There are many runoff consequences that stem from NPD symptoms, like impatience, anger, depression, and anxiety. Combine this with a lack of empathy and irrational value of perfection, and you’ll understand why a relationship with a narcissist is almost always an abusive one. For example, it’s easy to hurt someone when they can’t imagine how that person feels.
They are shielded from all the hurt, while doing so serves to fuel their inflated sense of self in the process. The narcissist sees themselves as perfect and therefore, are more willing to emotionally attack their partner who is not.
The 3 stages of Narcissistic relationship abuse
Because there are only two types of people according to the narcissist – perfect and flawed – they find it difficult to maintain healthy relationships. More than this, their unrealistic expectations combined with their disorder leads to cycles of abuse.
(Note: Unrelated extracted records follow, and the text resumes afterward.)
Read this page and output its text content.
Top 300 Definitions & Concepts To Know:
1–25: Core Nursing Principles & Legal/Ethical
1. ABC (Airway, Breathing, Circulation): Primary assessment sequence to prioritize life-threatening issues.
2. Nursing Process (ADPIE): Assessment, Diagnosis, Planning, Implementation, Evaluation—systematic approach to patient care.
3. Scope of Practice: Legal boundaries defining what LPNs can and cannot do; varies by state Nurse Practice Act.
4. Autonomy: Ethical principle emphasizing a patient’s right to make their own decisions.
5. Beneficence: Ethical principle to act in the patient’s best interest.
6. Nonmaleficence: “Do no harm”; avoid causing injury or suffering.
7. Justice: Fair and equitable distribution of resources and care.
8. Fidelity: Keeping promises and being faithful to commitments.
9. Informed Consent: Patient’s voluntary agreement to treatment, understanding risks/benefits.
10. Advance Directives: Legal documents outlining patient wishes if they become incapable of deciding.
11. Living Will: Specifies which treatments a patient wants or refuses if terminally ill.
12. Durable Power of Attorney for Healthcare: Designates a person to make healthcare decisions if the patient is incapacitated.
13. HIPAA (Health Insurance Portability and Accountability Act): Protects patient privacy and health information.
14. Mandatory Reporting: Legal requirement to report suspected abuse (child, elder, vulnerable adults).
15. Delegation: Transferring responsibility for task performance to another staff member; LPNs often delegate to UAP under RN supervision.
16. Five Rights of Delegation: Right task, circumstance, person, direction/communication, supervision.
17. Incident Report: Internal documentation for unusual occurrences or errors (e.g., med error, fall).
These can be split into 3 stages:
Chasing the unicorn
When a narcissist sets their sights on someone, that person becomes just like the mythical creature – flawless, unattainable perfection. The narcissist works hard to win approval by showering the person with gifts and attention. However, once they get what they wanted, they lose interest and move on to the next unicorn.
If the narcissist decides to stay and pursue a relationship with their unicorn, they quickly come to realize that their partner isn’t perfect. This is when they begin making suggestions about things the person should change to be better. They will always be trying to change you, and they will always make it sound as if those changes will be for your benefit.
All compliments and positive comments stop, and are replaced with endless criticism. The narcissist doesn’t even bother to be polite about it either. They will be insulting without batting an eyelid, and won’t think twice about criticizing their partner in front of others.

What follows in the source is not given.